I have often wondered if the way we think is determined by our moods, or if our moods are determined by the way we think; it's a chicken vs. egg thing. What I mean to say is that when our mood is somber or sad, we think in those directions. When we are happy, we think happy thoughts. If we feel blessed, we think blessings, and when we feel cursed we confirm that despair by our thoughts. And if what I suggest is true, it would help in explaining why these two disciples in Luke's account did not realize they had been walking and talking with the Resurrected Christ!

It was the Day of the Resurrection that found these two disciples walking on the road to Emmaus and by what is written by Luke, they were a little overwhelmed and perhaps even still somewhat shocked and disappointed about all that had taken place these past few days, just as they told the Lord: "we had hoped He was the one to redeem Israel" (vs 21). Previously "hoped". No longer "hoping". In spite of this, they were also dealing with "rumors" of the missing Body and visions of angels. That's a lot to deal with; and if it is true that the disciples felt it necessary to hide because of their association with Jesus, we may reasonably assume that all who were disciples might have felt equally compelled to hide.

So, wrapped up in their misery, perhaps fear, certainly confusion, they were walking and talking with Jesus. Of course Luke suggests the disciples were perhaps divinely blinded so as to be unable to recognize Jesus, but I think this is assuming quite a bit. I think perhaps all that Jesus had taught them while He was with them had simply escaped them. Think about all the lessons Jesus taught about His own divine calling, and remember Peter's very human and protective response to Jesus - right before Jesus called him "Satan".

What Jesus was talking about was beyond human comprehension. What happened on the Day of Resurrection is beyond our human capacity to comprehend. When we try to conceive of such, we get very glorious yet vague images in our minds about the tomb and what Jesus must have looked like. The disciples who were on the road to Emmaus presumably knew the human Jesus and what He had looked like, but it is suggested that the glorified appearance of Christ is beyond a human's ability to understand.

So what are we being told about these whose hearts should have been "burning" but who were nonetheless incapable of recognizing the Divine Blessing that was right before their very eyes? I think maybe a key is in their moment of recognition in verses 31-32: "When [Jesus] was at the table with them, He took bread, blessed and broke it, and gave it to them. Then their eyes were opened, and they recognized Him ..."

They - nor we - "need" to see the person of the Lord, though we would like to be able to "see" something more tangible a little more often. It sure would make faith a little less challenging especially when we are being encompassed by the "snares of death" or the "pangs of Sheol". To physically "see" Him, however, is not what we truly need. It is only our human desire, and this desire is not unlike the "signs" the Jews had constantly demanded of Him before they would be willing to believe. There is no faith in such a demand; only a sense of entitlement.

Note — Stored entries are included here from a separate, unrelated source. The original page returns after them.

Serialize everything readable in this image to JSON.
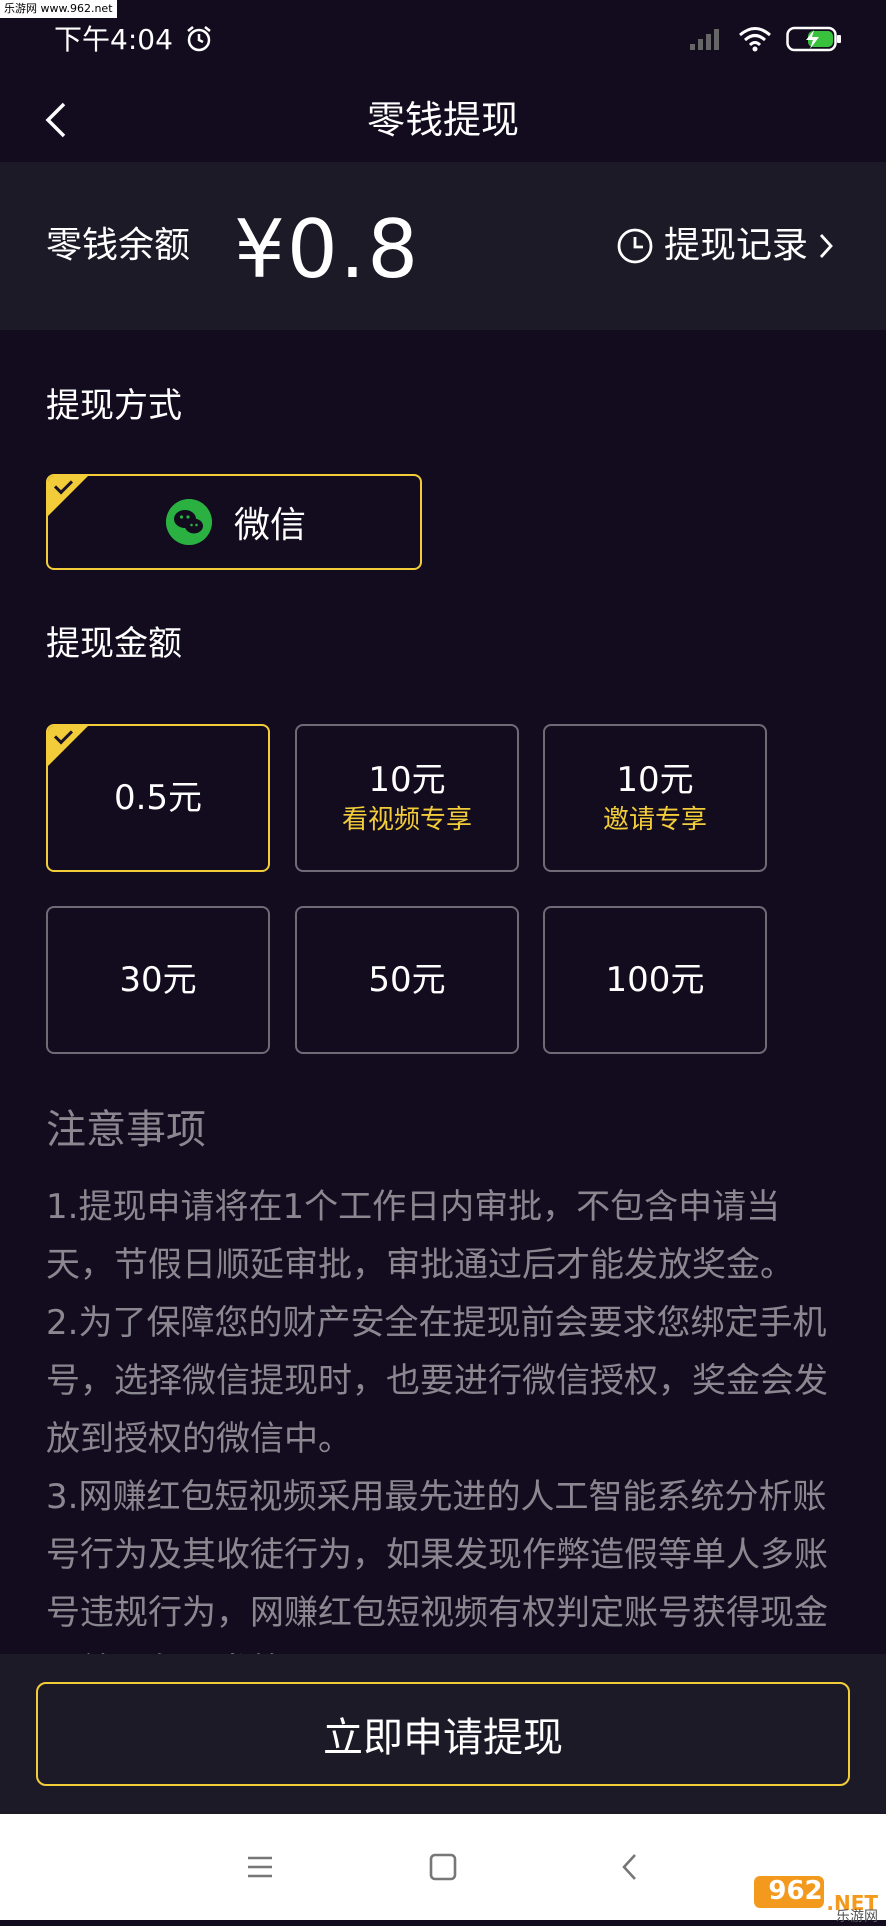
{
  "watermark": {
    "top_text": "乐游网 www.962.net",
    "logo_main": "962",
    "logo_suffix": ".NET",
    "logo_cn": "乐游网"
  },
  "status_bar": {
    "time": "下午4:04"
  },
  "header": {
    "title": "零钱提现"
  },
  "balance": {
    "label": "零钱余额",
    "amount": "¥0.8",
    "records_label": "提现记录"
  },
  "method": {
    "section_title": "提现方式",
    "option_label": "微信"
  },
  "amounts": {
    "section_title": "提现金额",
    "options": [
      {
        "value": "0.5元",
        "sub": ""
      },
      {
        "value": "10元",
        "sub": "看视频专享"
      },
      {
        "value": "10元",
        "sub": "邀请专享"
      },
      {
        "value": "30元",
        "sub": ""
      },
      {
        "value": "50元",
        "sub": ""
      },
      {
        "value": "100元",
        "sub": ""
      }
    ]
  },
  "notes": {
    "title": "注意事项",
    "items": [
      "1.提现申请将在1个工作日内审批，不包含申请当天，节假日顺延审批，审批通过后才能发放奖金。",
      "2.为了保障您的财产安全在提现前会要求您绑定手机号，选择微信提现时，也要进行微信授权，奖金会发放到授权的微信中。",
      "3.网赚红包短视频采用最先进的人工智能系统分析账号行为及其收徒行为，如果发现作弊造假等单人多账号违规行为，网赚红包短视频有权判定账号获得现金无效，永不发放。"
    ]
  },
  "actions": {
    "apply_label": "立即申请提现"
  },
  "colors": {
    "accent": "#f2cc39",
    "background": "#120c1e",
    "card": "#1d1a28",
    "wechat": "#2bb141"
  }
}
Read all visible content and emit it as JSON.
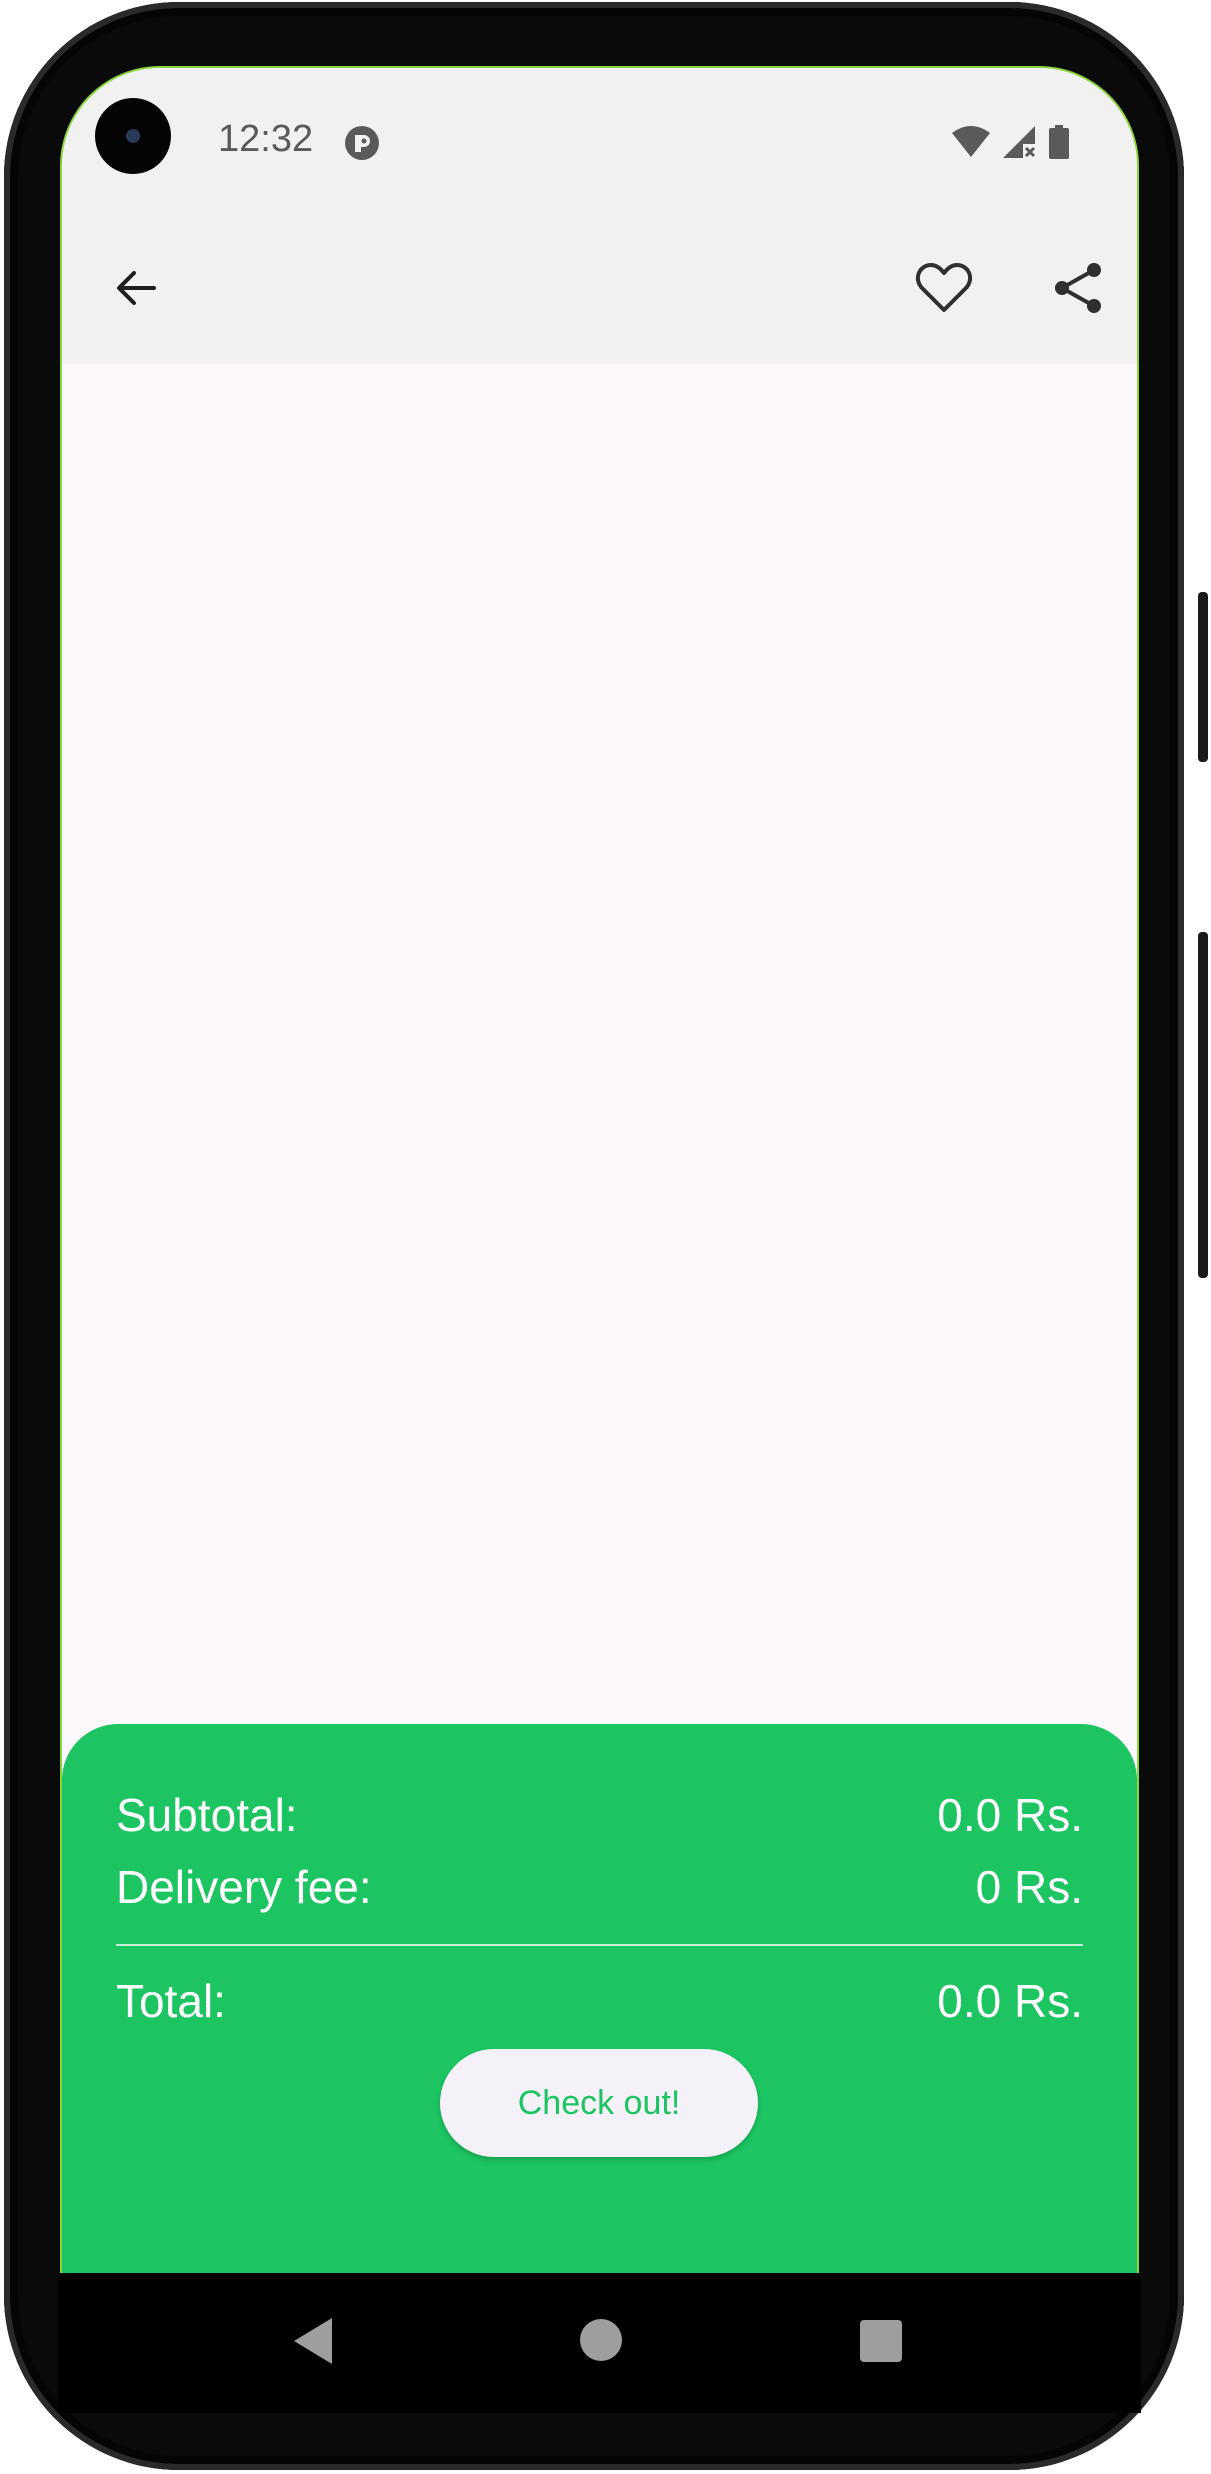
{
  "status_bar": {
    "time": "12:32",
    "icons": [
      "app-notification-icon",
      "wifi-icon",
      "signal-icon",
      "battery-icon"
    ]
  },
  "top_bar": {
    "icons": [
      "back-arrow-icon",
      "heart-icon",
      "share-icon"
    ]
  },
  "summary": {
    "subtotal_label": "Subtotal:",
    "subtotal_value": "0.0 Rs.",
    "delivery_label": "Delivery fee:",
    "delivery_value": "0 Rs.",
    "total_label": "Total:",
    "total_value": "0.0 Rs.",
    "checkout_label": "Check out!"
  },
  "nav_bar": {
    "icons": [
      "nav-back-icon",
      "nav-home-icon",
      "nav-recents-icon"
    ]
  },
  "colors": {
    "accent": "#1cc561",
    "app_bar": "#f0f1f0",
    "background": "#fdf8fb",
    "button_bg": "#f5f1f8"
  }
}
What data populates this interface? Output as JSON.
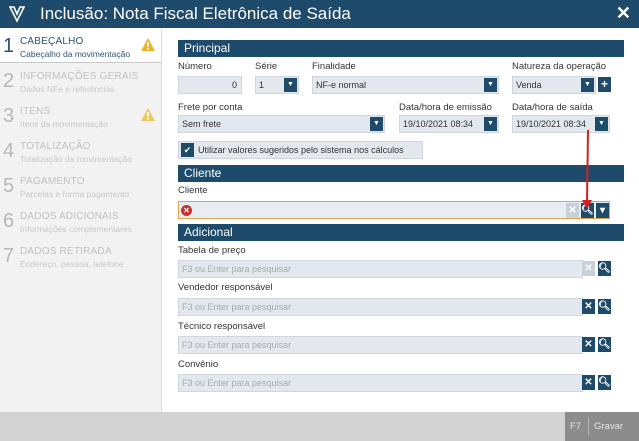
{
  "window": {
    "title": "Inclusão: Nota Fiscal Eletrônica de Saída",
    "close_label": "✕"
  },
  "steps": [
    {
      "num": "1",
      "title": "CABEÇALHO",
      "subtitle": "Cabeçalho da movimentação",
      "warning": true,
      "active": true
    },
    {
      "num": "2",
      "title": "INFORMAÇÕES GERAIS",
      "subtitle": "Dados NFe e referências",
      "warning": false,
      "active": false
    },
    {
      "num": "3",
      "title": "ITENS",
      "subtitle": "Itens da movimentação",
      "warning": true,
      "active": false
    },
    {
      "num": "4",
      "title": "TOTALIZAÇÃO",
      "subtitle": "Totalização da movimentação",
      "warning": false,
      "active": false
    },
    {
      "num": "5",
      "title": "PAGAMENTO",
      "subtitle": "Parcelas e forma pagamento",
      "warning": false,
      "active": false
    },
    {
      "num": "6",
      "title": "DADOS ADICIONAIS",
      "subtitle": "Informações complementares",
      "warning": false,
      "active": false
    },
    {
      "num": "7",
      "title": "DADOS RETIRADA",
      "subtitle": "Endereço, pessoa, telefone",
      "warning": false,
      "active": false
    }
  ],
  "principal": {
    "section_title": "Principal",
    "numero": {
      "label": "Número",
      "value": "0"
    },
    "serie": {
      "label": "Série",
      "value": "1"
    },
    "finalidade": {
      "label": "Finalidade",
      "value": "NF-e normal"
    },
    "natureza": {
      "label": "Natureza da operação",
      "value": "Venda",
      "add": "+"
    },
    "frete": {
      "label": "Frete por conta",
      "value": "Sem frete"
    },
    "emissao": {
      "label": "Data/hora de emissão",
      "value": "19/10/2021 08:34"
    },
    "saida": {
      "label": "Data/hora de saída",
      "value": "19/10/2021 08:34"
    },
    "check_label": "Utilizar valores sugeridos pelo sistema nos cálculos"
  },
  "cliente": {
    "section_title": "Cliente",
    "label": "Cliente",
    "value": ""
  },
  "adicional": {
    "section_title": "Adicional",
    "fields": [
      {
        "label": "Tabela de preço",
        "placeholder": "F3 ou Enter para pesquisar"
      },
      {
        "label": "Vendedor responsável",
        "placeholder": "F3 ou Enter para pesquisar"
      },
      {
        "label": "Técnico responsável",
        "placeholder": "F3 ou Enter para pesquisar"
      },
      {
        "label": "Convênio",
        "placeholder": "F3 ou Enter para pesquisar"
      }
    ]
  },
  "footer": {
    "key": "F7",
    "save_label": "Gravar"
  },
  "colors": {
    "header": "#1e4a6b",
    "warning": "#f0b323",
    "error": "#d02b2b",
    "annotation_arrow": "#d32020"
  }
}
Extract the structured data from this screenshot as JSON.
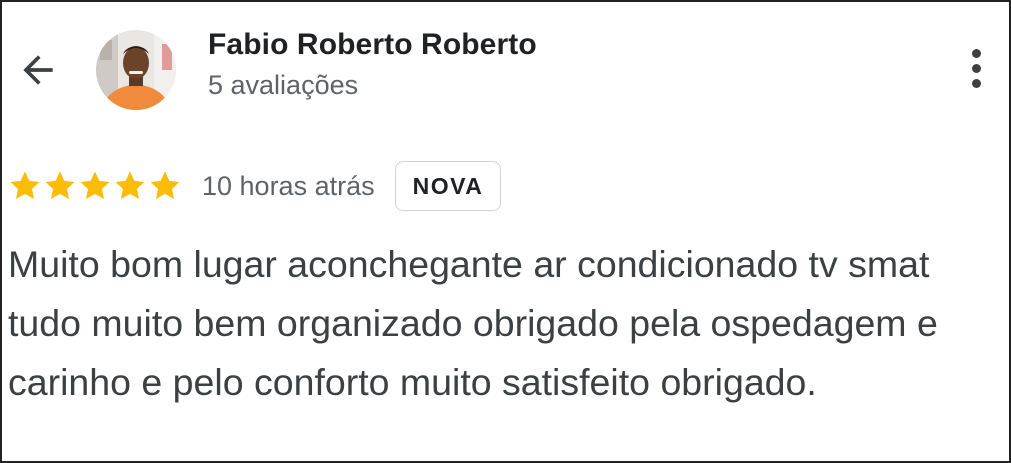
{
  "header": {
    "back_icon": "arrow-back-icon",
    "avatar_icon": "user-avatar",
    "reviewer_name": "Fabio Roberto Roberto",
    "review_count": "5 avaliações",
    "menu_icon": "more-vert-icon"
  },
  "rating": {
    "stars": 5,
    "max_stars": 5,
    "star_color": "#fbbc04",
    "time_ago": "10 horas atrás",
    "badge": "NOVA"
  },
  "review": {
    "text": "Muito bom lugar aconchegante ar condicionado tv smat\ntudo muito bem organizado obrigado pela ospedagem e\ncarinho e pelo conforto muito satisfeito obrigado."
  }
}
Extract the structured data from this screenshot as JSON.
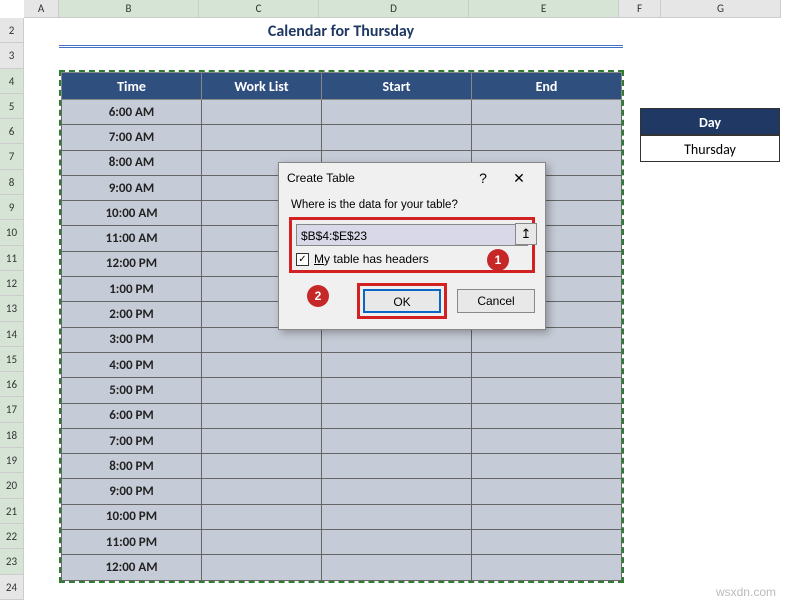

In such demands we insist we are "owed" something which in itself denies the very nature of what is truly a "blessing".

It is about our "needs" against our "desires". If we are broke and cannot pay the phone bill, we think we need cash. To be sure, cash comes in pretty handy, but our truest need cannot be met with cash. When we are hungry we think in terms of what sort of food will excite us and be worth the trouble or expense, but it never occurs to us that just plain bread will give us the nourishment our bodies need. It may not be aesthetically pleasing to our senses, but it will sustain us.

When we don't get our human senses excited or tickled, we think we are being cheated. When we don't get what we want, we think life is unfair or someone is at fault. We rarely consider the incredible gift that life is in just being able to see and feel and taste, and we would never consider what an enormous blessing of doing without can actually be. The disciples and their human senses only thought they "needed" to see Jesus with their own eyes before they were willing to believe - like Thomas - but the "bread" Jesus offered to them is what opened their eyes. Being given what they truly needed - rather than what they wanted - is what opened their eyes to the Truth of the Resurrection and the promise and hope of Eternal Life.

We all have desires and dreams and wishes and personal wants but because these desires are so strong within us, we often fail to realize we have within us at any given time all we ever really "need". The blessing that is the Resurrection - the sure hope that we will never taste death though we will all pass from this life - is all we really need. It is that certain hope which sustains us and feeds us and nourishes us when we are encompassed by the "snares of death" and the "pangs of Sheol". The Lord has given us every real and enduring thing we could ever need. The blessing will be to have our eyes finally opened to this reality.